ELAHERE is a first-in-class ADC targeting folate receptor alpha (FRα) with a maytansinoid payload DM4, a potent tubulin inhibitor designed to kill the targeted cancer cells. ELAHERE received U.S. Food and Drug Administration (FDA) accelerated approval in 2022 for the treatment of adult patients with FRα positive, platinum-resistant epithelial ovarian, fallopian tube, or primary peritoneal cancer, who have received one to three prior systemic treatment regimens. The positive Phase 3 results from the MIRASOL confirmatory trial will support a Marketing Authorization Application (MAA) to the European Union and a supplemental Biologic License Application (sBLA) submission to the U.S. FDA in order to gain full approval. Ongoing clinical development programs are underway to expand into earlier lines of therapy and enter other large patient segments of the ovarian market over the next 5-10 years.

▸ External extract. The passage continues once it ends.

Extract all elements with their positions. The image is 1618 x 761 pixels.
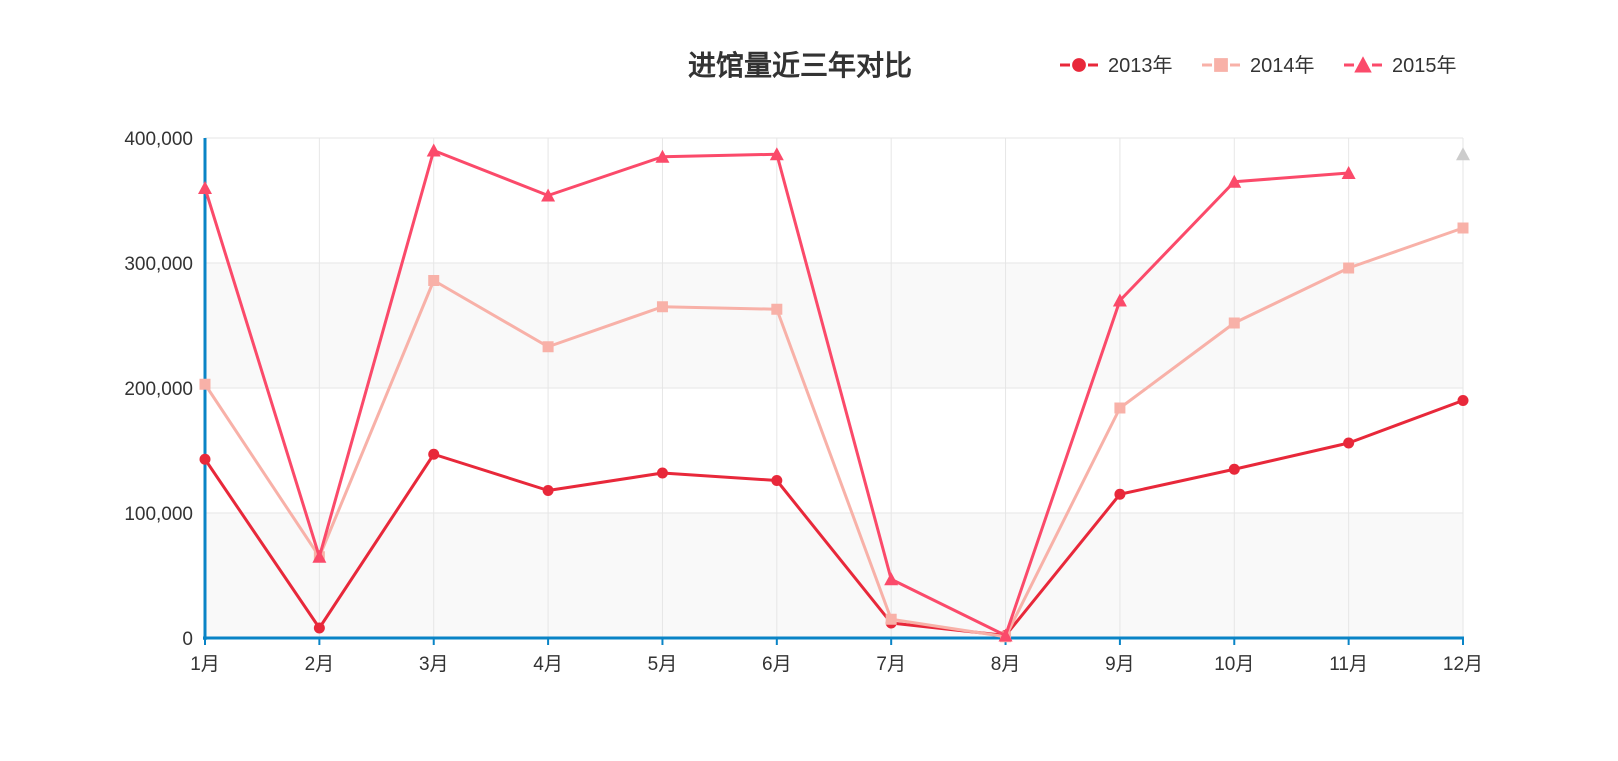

ImmunoGen’s follow-on pipeline of promising next-generation ADCs expands AbbVie’s growing oncology pipeline of potentially transformative programs across multiple different solid tumors and hematologic malignancies. ImmunoGen’s Phase 1 asset, IMGN-151, is a next-generation anti-FRα ADC for ovarian cancer with the potential for expansion into other solid tumor indications. Pivekimab sunirine, currently in Phase 2, is an anti-CD123 ADC targeting blastic plasmacytoid dendritic cell neoplasm (BPDCN), a rare blood cancer, which was granted FDA breakthrough therapy designation for the treatment of relapsed/refractory BPDCN.